On Tuesday, the province of Nova Scotia announced that 100,000 public employees had their personal and banking data stolen in the MOVEit hack. Today, the province announced that the ongoing investigation of the hack has discovered that additionally, tens of thousands members of the public had their data stolen.
- about 55,000 records of past and present certified and permitted teachers in Nova Scotia, including name, address, date of birth, years of service, and educational background. The information does not include social insurance numbers or banking information. The list includes people born in 1935 or later.
- about 26,000 students, aged 16 years and older, including date of birth, gender, student ID, school, civic address and mailing address. This information was in the database because it was shared with Elections Nova Scotia.
- about 5,000 short-term accommodations owners in the Tourist Accommodations Registry. The information stolen included name, owner’s address, property address, and registration number.
- about 3,800 people who applied for jobs with Nova Scotia Health, including their demographic data and employment details. Social insurance numbers were not included.
- about 1,400 Nova Scotia pension plan recipients. Their names, social insurance numbers, dates of birth, and demographic data were stolen.
- 1,085 people issued Halifax Regional Municipality parking tickets. Names, addresses, and licence plate numbers were stolen.
- about 500 people in provincial adult correctional facilities; name, date of birth, gender, prisoner ID number, and status in the justice system were stolen.
- about 100 Nova Scotia Health vendors, including product and pricing information. Vendors’ banking information does not appear to be included.
- 54 people issued summary offence tickets; names, driver’s licence numbers and dates of birth were stolen.
- 54 clients of the Department of Community Services, including names, addresses, client ID and transit pass photos.
- about 1,330 people in the Department of Health and Wellness client registry, including name, address, date of birth, and health card number.
- at least 150 people in the Department of Health and Wellness provider registry, including doctors, specialists, nurses, and optometrists. Assessments are ongoing. The information taken includes names, addresses, and dates of birth. It does not include social insurance number or banking information.
- about 60 people with the Prescription Monitoring Program, including names, addresses, dates of birth, health card numbers, and personal health information.
- 41 newborns born between May 19 and 26. Information stolen includes last name, health card number, date of birth, and date of discharge. Parents will be notified.
It’s impossible to put an exact number on the number of people affected, as a person can fall into more than one category — for example, a former school teacher might also have a pension plan and have gotten a parking ticket — and there’s no central provincial database for all citizens.
The province will contact each person affected by the hack via the contact information that was hacked, so it’s possible one person could be getting multiple letters and/or emails notifying them of the hack. People affected will be provided with free credit monitoring.
And what of the hackers?
“We have not been asked for ransom,” said Colton LeBlanc at a press briefing with reporters on Friday. “We indicated that previously the organization that’s claiming to be leading this, this cyberattack is a group of organized criminals — they are cyber criminals. The day that government starts doing business with organized crime, we certainly have to be reconsidering our priorities as a province. We will not be engaging with with cyber criminals.”
The province has a contract worth hundreds of millions of dollars with IBM to operate the government’s SAP system, which includes a file transfer component, so why was MOVEit needed in the first place?
“I think I’m not necessarily going to do a deep dive on the technical architecture on all the different systems that SAP might need to communicate with,” replied Natasha Clarke, the Deputy Minister of Cyber Security and Digital Solutions. “So sometimes it might be that, yes, SAP can facilitate that, but perhaps other systems on the receiving end cannot. So there are many different technical reasons why you would use a service like this that, that we’re not going to necessarily get into because, again, we can’t necessarily reveal those details publicly about our technical architecture.”
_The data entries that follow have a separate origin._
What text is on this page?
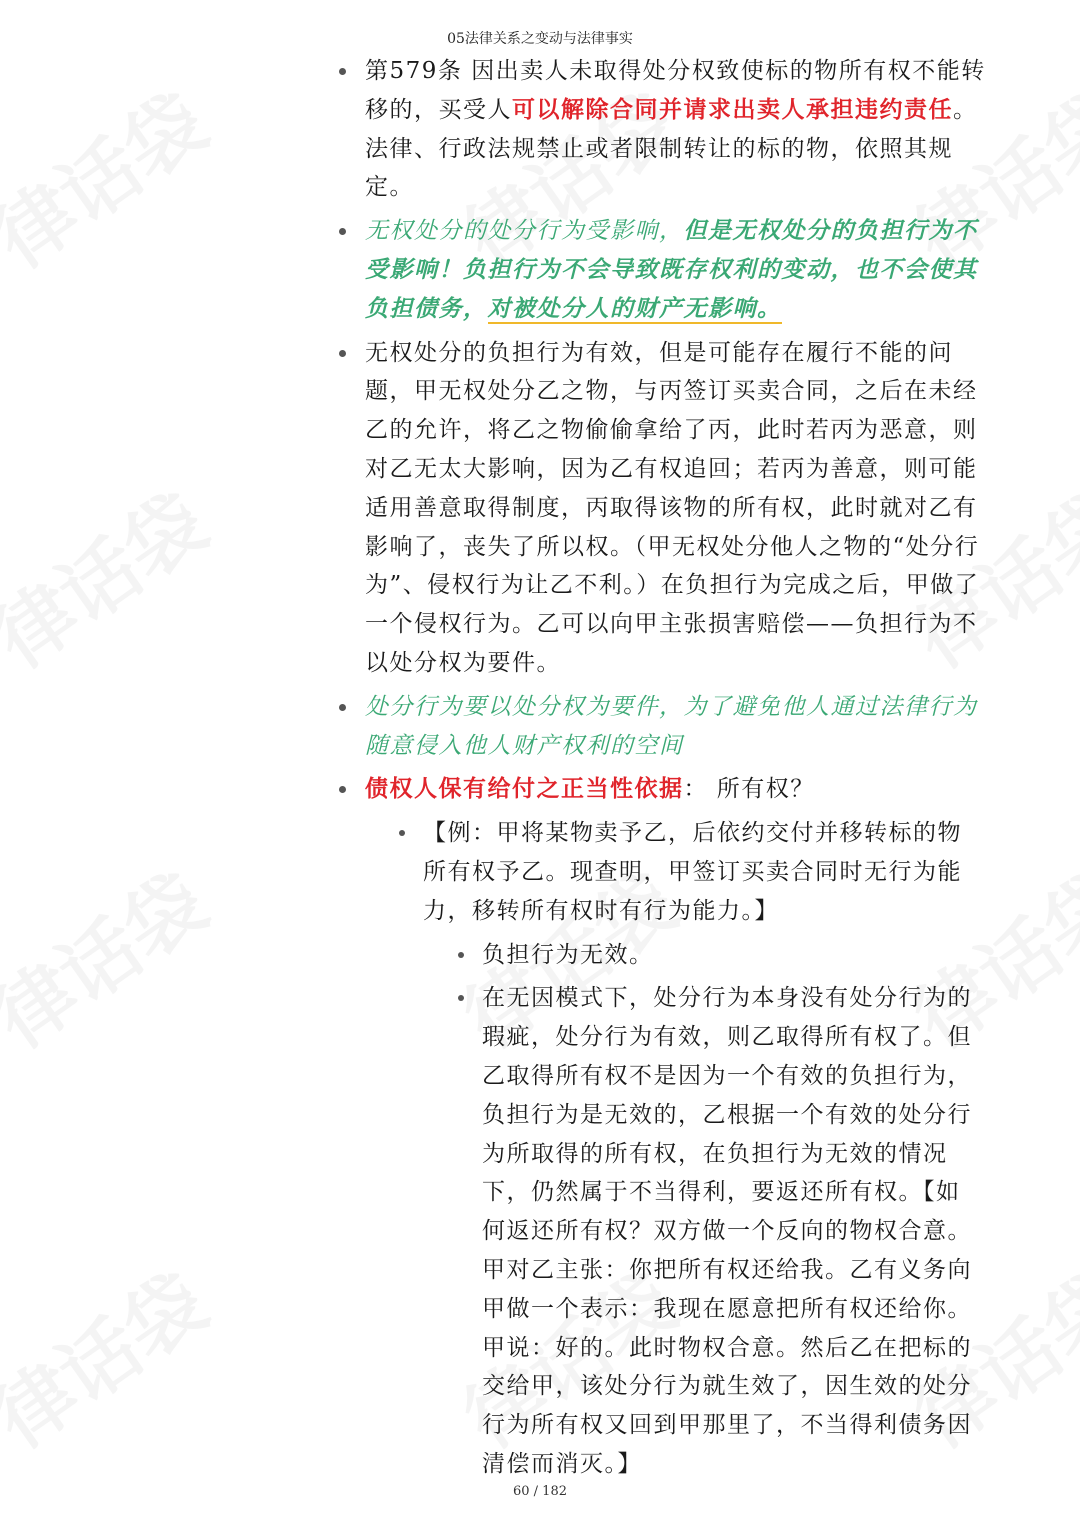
05法律关系之变动与法律事实
第579条 因出卖人未取得处分权致使标的物所有权不能转移的，买受人可以解除合同并请求出卖人承担违约责任。法律、行政法规禁止或者限制转让的标的物，依照其规定。
无权处分的处分行为受影响，但是无权处分的负担行为不受影响！负担行为不会导致既存权利的变动，也不会使其负担债务，对被处分人的财产无影响。
无权处分的负担行为有效，但是可能存在履行不能的问题，甲无权处分乙之物，与丙签订买卖合同，之后在未经乙的允许，将乙之物偷偷拿给了丙，此时若丙为恶意，则对乙无太大影响，因为乙有权追回；若丙为善意，则可能适用善意取得制度，丙取得该物的所有权，此时就对乙有影响了，丧失了所以权。（甲无权处分他人之物的“处分行为”、侵权行为让乙不利。）在负担行为完成之后，甲做了一个侵权行为。乙可以向甲主张损害赔偿——负担行为不以处分权为要件。
处分行为要以处分权为要件，为了避免他人通过法律行为随意侵入他人财产权利的空间
债权人保有给付之正当性依据： 所有权？
【例：甲将某物卖予乙，后依约交付并移转标的物所有权予乙。现查明，甲签订买卖合同时无行为能力，移转所有权时有行为能力。】
负担行为无效。
在无因模式下，处分行为本身没有处分行为的瑕疵，处分行为有效，则乙取得所有权了。但乙取得所有权不是因为一个有效的负担行为，负担行为是无效的，乙根据一个有效的处分行为所取得的所有权，在负担行为无效的情况下，仍然属于不当得利，要返还所有权。【如何返还所有权？双方做一个反向的物权合意。甲对乙主张：你把所有权还给我。乙有义务向甲做一个表示：我现在愿意把所有权还给你。甲说：好的。此时物权合意。然后乙在把标的交给甲，该处分行为就生效了，因生效的处分行为所有权又回到甲那里了，不当得利债务因清偿而消灭。】
60 / 182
Nova Scotia Health began using the MOVEit system on April 30, 2021. It’s unclear when other governmental departments started using MOVEit.
Asked for details of the financing of MOVEit, Department of Health spokesperson Khalehla Perrault replied:
Provincial contracts for MOVEit date back to 2010. The current contract for MOVEit licenses is through government’s standing offer software provider, IMP Solutions and was signed in 2022. It costs the Province $30,000 a year. This contract expires on May 31, 2024, with options to renew at one-year increments.
The Examiner also asked if the province is considering legal action against Ipswitch or its parent company. LeBlanc said the focus is now on identifying the stolen data and notifying people.
This article has been updated with information about the contract for MOVEit.